Is this a good or a bad thing?
The New York Times reports:
Mr. Obama strode into the White House briefing room shortly after the vote, less to hail the end of this fiscal crisis than to lay out a marker for the next one.
“The one thing that I think hopefully the new year will focus on is seeing if we can put a package like this together with a little bit less drama, a little less brinkmanship, and not scare the heck out of folks quite as much,” he said.
But he warned Republicans against trying to use a forthcoming vote on raising the debt ceiling to extract spending concessions.
“While I will negotiate over many things, I will not have another debate with this Congress over whether or not they should pay the bills they’ve already racked up through the laws they have passed,” he said. “Let me repeat, we can’t not pay bills that we’ve already incurred.”
Even Fox News seems ambivalent:
The final vote in the House put Speaker John Boehner in a tricky position. The tally showed twice as many Democrats supporting the bill as Republicans – with 172 Democrats in favor, compared with 85 Republicans. It was enough to pass it, but ran afoul of the time-honored practice of passing bills that most members of the majority party support. While Boehner and former Republican vice presidential nominee Paul Ryan, R-Wis., voted for the bill, some of Boehner’s top deputies – notably Republican Leader Eric Cantor, R-Va., and Whip Kevin McCarthy, R-Calif. – opposed it. Boehner is facing a vote to retain his speakership in a matter of days.
The House was able to shoehorn in the vote before the markets open Wednesday. Uncertainty about a deal threatened to wreak havoc on Wall Street. And economists warned that any prolonged stalemate into 2013 threatened to pull the broader economy back into a recession. In total, more than $600 billion in tax hikes and spending cuts were set to take effect this year.
And both Issa and the stooge trio are done. Their little tantrum this morning, including Boehner telling Reid “Go fuck yourself,” followed by saying "Fuck you to him twice when he thought he wasn’t heard properly has sealed their 2014 fate.
I’m gonna go ahead and call that “America won twice.”
Unfortunately, the debt ceiling and the sequester issues are still unresolved. Watch for Cantor and his fellow teabagging Repugs to continue to pitch a fit and obstruct everything when they don’t get their way.

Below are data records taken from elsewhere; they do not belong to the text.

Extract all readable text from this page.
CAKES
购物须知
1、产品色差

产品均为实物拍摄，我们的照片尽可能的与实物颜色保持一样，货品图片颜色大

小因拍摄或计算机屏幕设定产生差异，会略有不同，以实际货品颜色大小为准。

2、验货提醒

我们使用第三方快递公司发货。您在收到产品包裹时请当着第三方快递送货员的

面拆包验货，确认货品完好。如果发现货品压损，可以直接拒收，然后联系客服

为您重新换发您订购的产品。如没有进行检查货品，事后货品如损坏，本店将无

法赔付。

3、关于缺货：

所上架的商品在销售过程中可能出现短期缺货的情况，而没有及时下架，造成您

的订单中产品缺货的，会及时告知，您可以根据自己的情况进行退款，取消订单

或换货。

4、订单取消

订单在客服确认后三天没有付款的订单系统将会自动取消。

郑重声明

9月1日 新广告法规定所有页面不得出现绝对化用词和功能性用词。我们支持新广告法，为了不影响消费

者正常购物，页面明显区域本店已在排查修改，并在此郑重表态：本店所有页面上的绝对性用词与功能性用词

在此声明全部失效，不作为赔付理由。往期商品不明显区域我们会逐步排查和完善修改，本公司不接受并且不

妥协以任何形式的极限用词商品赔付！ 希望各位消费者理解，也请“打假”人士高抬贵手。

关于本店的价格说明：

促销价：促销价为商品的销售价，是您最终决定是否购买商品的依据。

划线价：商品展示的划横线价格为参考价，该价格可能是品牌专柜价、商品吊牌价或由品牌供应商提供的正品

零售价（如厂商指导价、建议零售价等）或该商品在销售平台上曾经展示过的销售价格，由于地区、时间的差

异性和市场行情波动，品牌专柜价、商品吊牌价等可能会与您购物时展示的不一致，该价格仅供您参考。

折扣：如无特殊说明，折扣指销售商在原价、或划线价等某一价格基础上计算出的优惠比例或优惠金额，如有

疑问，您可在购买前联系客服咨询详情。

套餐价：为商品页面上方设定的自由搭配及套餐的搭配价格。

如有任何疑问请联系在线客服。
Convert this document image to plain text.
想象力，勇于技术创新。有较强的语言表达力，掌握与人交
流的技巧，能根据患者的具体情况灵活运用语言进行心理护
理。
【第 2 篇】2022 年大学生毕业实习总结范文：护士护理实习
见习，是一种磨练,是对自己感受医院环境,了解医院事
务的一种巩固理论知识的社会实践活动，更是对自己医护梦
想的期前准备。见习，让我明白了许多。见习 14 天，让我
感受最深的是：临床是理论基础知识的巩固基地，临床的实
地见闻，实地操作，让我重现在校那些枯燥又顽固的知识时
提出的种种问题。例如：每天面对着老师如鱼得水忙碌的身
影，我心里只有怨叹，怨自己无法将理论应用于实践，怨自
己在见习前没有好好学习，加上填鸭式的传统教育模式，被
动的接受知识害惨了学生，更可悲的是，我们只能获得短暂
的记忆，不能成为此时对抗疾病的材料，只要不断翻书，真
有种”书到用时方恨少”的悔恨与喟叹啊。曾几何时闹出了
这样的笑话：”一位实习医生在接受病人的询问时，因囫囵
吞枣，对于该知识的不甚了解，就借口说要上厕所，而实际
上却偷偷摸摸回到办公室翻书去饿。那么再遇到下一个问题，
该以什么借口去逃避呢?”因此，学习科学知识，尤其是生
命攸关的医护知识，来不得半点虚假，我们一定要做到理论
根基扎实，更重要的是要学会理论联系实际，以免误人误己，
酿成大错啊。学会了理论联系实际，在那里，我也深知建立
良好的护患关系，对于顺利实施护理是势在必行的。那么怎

This past Congress distinguished themselves by refusing to compromise on anything, even when this would potentially harm everyone. Fox News did much to exacerbate the situation by encouraging these people to stay as far out on the limb as possible. So that they caused a downgrade of our credit rating and couldn’t even agree to do this work until after it was already too late.
A few points of this mess are pretty clear. The GOP group was clearly waiting to make sure they wouldn’t have to vote on this until after the deadline passed, so they could say they were lowering taxes rather than raising them. (Which belies the point that technically they did raise them…) The GOP group was fractured, in that some wanted to follow John Boehner when he made a deal with President Obama, and others are still refusing to do anything with the Democrats.
It looks very likely that Eric Cantor will try to challenge Boehner’s position, and one has to wonder how that will go down. If Cantor does this, it will mark a clear divide between two generations of the GOP – one of which trying to actually govern, and the other one trying to campaign full time. How this develops will be very interesting.
The sad part about this is that it’s obvious that we’re headed for a repeat of the debt ceiling debacle within a month, and this was clearly the intent of the GOP and of Fox News. President Obama clearly wanted to end the speculation about this early and move on to other areas. But the GOP wants to play chicken with that deadline again, hoping they can get more leverage out of there somewhere. The likely result will be another downgrade – directly tied to GOP obstinance.
One would hope that the GOP would learn from what happened in 2012, where they lost on almost every front in the end. But it seems they’re just digging in their heels.
My own impression is that yes, this is a good thing.